The blaze was believed to have begun when an actor knocked over a candle, settling alight a paper-filled set during a production on Monday night at a government-run culture centre in Beni Suef, a farming town south of Cairo.
Egypt's health minister, Mohammed Awad Tag Eddin, said he expected an investigation to examine why so many people died.
Prosecutors were inspecting the theatre today, security officials said. The concrete building was left a charred husk. Blackened bodies remained at the morgue at the town's main hospital.
The building, called the Culture Palace and run by the Culture Ministry, sits on a downtown street of Beni Suef, a town of 200,000 people about 60 miles south of Cairo.

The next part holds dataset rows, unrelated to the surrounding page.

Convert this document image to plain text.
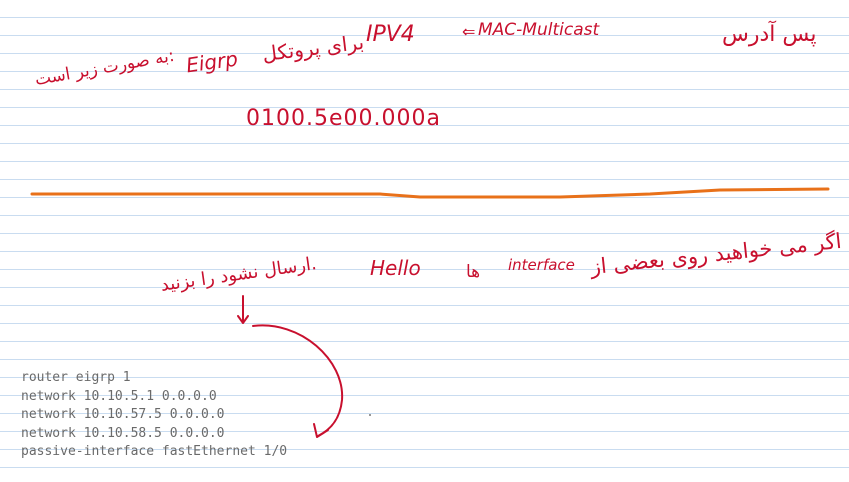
پس آدرس
MAC-Multicast
⇐
IPV4
برای پروتکل
Eigrp
به صورت زیر است:
0100.5e00.000a
اگر می خواهید روی بعضی از
interface
ها
Hello
ارسال نشود را بزنید.
router eigrp 1
network 10.10.5.1 0.0.0.0
network 10.10.57.5 0.0.0.0
network 10.10.58.5 0.0.0.0
passive-interface fastEthernet 1/0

The cultural centre was on the third day of a nine-day theatre festival featuring plays by troupes from around Egypt.
"The room became engulfed in flames.
"The flames were like an ocean spreading across the theatre," said a survivor, Mohammed el-Amrousi (23), an acting student from the northern city of Alexandria.
In all, the theatre had two exit doors, but one was covered in the same paper as the set and was in flames, so the crowd rushed for the other, said Mohammed Arafat Yassin (27), recovering at Beni Suef hospital.
He and some others managed to climb around the piece of wood blocking the remaining exit door, but it slowed the escape, he said.
Sixty people were injured, 18 of them in critical condition.
The tragedy was the deadliest fire in Egypt since a blaze tore through a crowded passenger train on February 20th, 2002, south of Cairo, killing 370 people.